Dozens of people from the teeming Fort National neighborhood of Port-au-Prince took to the streets on Mar. 19 to protest against the government of President Michel Martelly and Prime Minister Laurent Lamothe, whose policies are increasing unemployment, inflation, corruption, poverty, and hunger in Haiti.
Over nearly two years since Martelly came to power, Haiti has sunk to 161st of 186 countries on the United Nations Development Programme’s 2013 Human Development Index (HDI), three spots lower than its ranking in the UNDP’s 2011 Human Development Report.
Fort National is part of the capital’s hillside slum of Belair, which has been a wellspring of demonstrations against the 2004 coup d’état, the ensuing U.S./French/Canadian and then UN military occupations, and now the neo-Duvalierist Martelly regime.
The spirited protest was called by the ever-active National Movement for Liberty and Equality of Haitians for Fraternity (MOLEGHAF), which often holds weekly protests in front of the Social Affairs Ministry. Many demonstrators carried signs saying “Down with Pink Hunger,” a reference to candidate Martelly’s campaign color. Martelly partisans now wear pink plastic bracelets.
The demonstrators marched down several streets, but when they arrived at Belair’s Rue Sans-Fil, Haitian police diverted them onto the Champ de Mars square, forcing an end to the protest.

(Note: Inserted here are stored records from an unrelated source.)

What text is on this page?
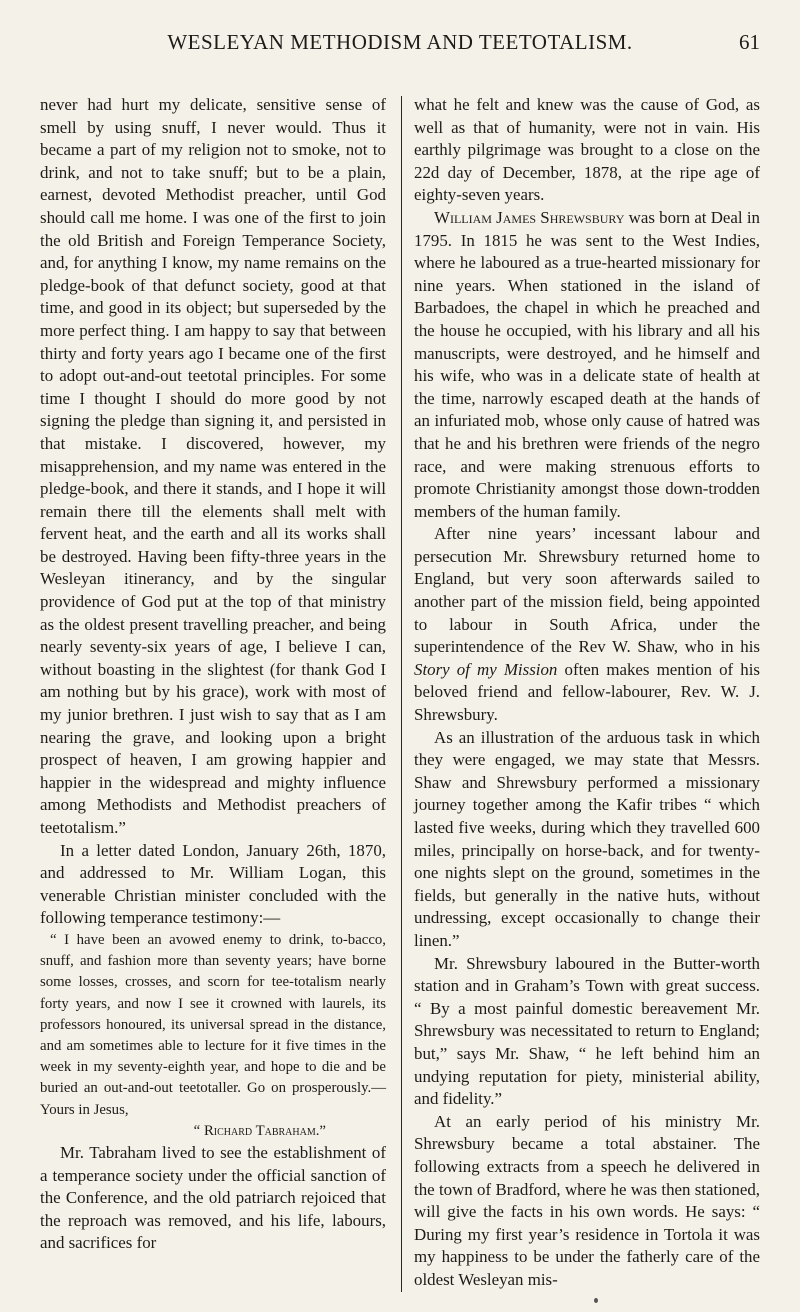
WESLEYAN METHODISM AND TEETOTALISM.	61

never had hurt my delicate, sensitive sense of smell by using snuff, I never would. Thus it became a part of my religion not to smoke, not to drink, and not to take snuff; but to be a plain, earnest, devoted Methodist preacher, until God should call me home. I was one of the first to join the old British and Foreign Temperance Society, and, for anything I know, my name remains on the pledge-book of that defunct society, good at that time, and good in its object; but superseded by the more perfect thing. I am happy to say that between thirty and forty years ago I became one of the first to adopt out-and-out teetotal principles. For some time I thought I should do more good by not signing the pledge than signing it, and persisted in that mistake. I discovered, however, my misapprehension, and my name was entered in the pledge-book, and there it stands, and I hope it will remain there till the elements shall melt with fervent heat, and the earth and all its works shall be destroyed. Having been fifty-three years in the Wesleyan itinerancy, and by the singular providence of God put at the top of that ministry as the oldest present travelling preacher, and being nearly seventy-six years of age, I believe I can, without boasting in the slightest (for thank God I am nothing but by his grace), work with most of my junior brethren. I just wish to say that as I am nearing the grave, and looking upon a bright prospect of heaven, I am growing happier and happier in the widespread and mighty influence among Methodists and Methodist preachers of teetotalism.”

In a letter dated London, January 26th, 1870, and addressed to Mr. William Logan, this venerable Christian minister concluded with the following temperance testimony:—

“ I have been an avowed enemy to drink, to-bacco, snuff, and fashion more than seventy years; have borne some losses, crosses, and scorn for tee-totalism nearly forty years, and now I see it crowned with laurels, its professors honoured, its universal spread in the distance, and am sometimes able to lecture for it five times in the week in my seventy-eighth year, and hope to die and be buried an out-and-out teetotaller. Go on prosperously.—Yours in Jesus,

“ Richard Tabraham.”

Mr. Tabraham lived to see the establishment of a temperance society under the official sanction of the Conference, and the old patriarch rejoiced that the reproach was removed, and his life, labours, and sacrifices for

what he felt and knew was the cause of God, as well as that of humanity, were not in vain. His earthly pilgrimage was brought to a close on the 22d day of December, 1878, at the ripe age of eighty-seven years.

William James Shrewsbury was born at Deal in 1795. In 1815 he was sent to the West Indies, where he laboured as a true-hearted missionary for nine years. When stationed in the island of Barbadoes, the chapel in which he preached and the house he occupied, with his library and all his manuscripts, were destroyed, and he himself and his wife, who was in a delicate state of health at the time, narrowly escaped death at the hands of an infuriated mob, whose only cause of hatred was that he and his brethren were friends of the negro race, and were making strenuous efforts to promote Christianity amongst those down-trodden members of the human family.

After nine years’ incessant labour and persecution Mr. Shrewsbury returned home to England, but very soon afterwards sailed to another part of the mission field, being appointed to labour in South Africa, under the superintendence of the Rev W. Shaw, who in his Story of my Mission often makes mention of his beloved friend and fellow-labourer, Rev. W. J. Shrewsbury.

As an illustration of the arduous task in which they were engaged, we may state that Messrs. Shaw and Shrewsbury performed a missionary journey together among the Kafir tribes “ which lasted five weeks, during which they travelled 600 miles, principally on horse-back, and for twenty-one nights slept on the ground, sometimes in the fields, but generally in the native huts, without undressing, except occasionally to change their linen.”

Mr. Shrewsbury laboured in the Butter-worth station and in Graham’s Town with great success. “ By a most painful domestic bereavement Mr. Shrewsbury was necessitated to return to England; but,” says Mr. Shaw, “ he left behind him an undying reputation for piety, ministerial ability, and fidelity.”

At an early period of his ministry Mr. Shrewsbury became a total abstainer. The following extracts from a speech he delivered in the town of Bradford, where he was then stationed, will give the facts in his own words. He says: “ During my first year’s residence in Tortola it was my happiness to be under the fatherly care of the oldest Wesleyan mis-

“We provided the police with a clear indication of our march route,” explained David Oxygène, MOLEGHAF’s Secretary General. “To our amazement, the Police simply imposed another route. This is an arbitrary and illegal action on their part, a violation of our legal rights.” Under Haiti’s Constitution, demonstrators must notify police before they march but can choose their route. MOLEGHAF had wanted a different march route, ending with a rally at the Haitian Parliament in the capital’s Bicentennial Park. Oxygène said the march notification and route had been duly delivered to the Haitian Police’s Departmental Directorate of the West (DDO).
“We will continue to fight for change in the poor popular quarters of the country,” said Oxygène, whose group has led many demonstrations denouncing unemployment and poverty over the past three years.
Last July, Oxygène and another MOLEGHAF leader were arrested at their demonstration in front of the Social Affairs Ministry and held for over two months without charges in Haiti’s fetid National Penitentiary.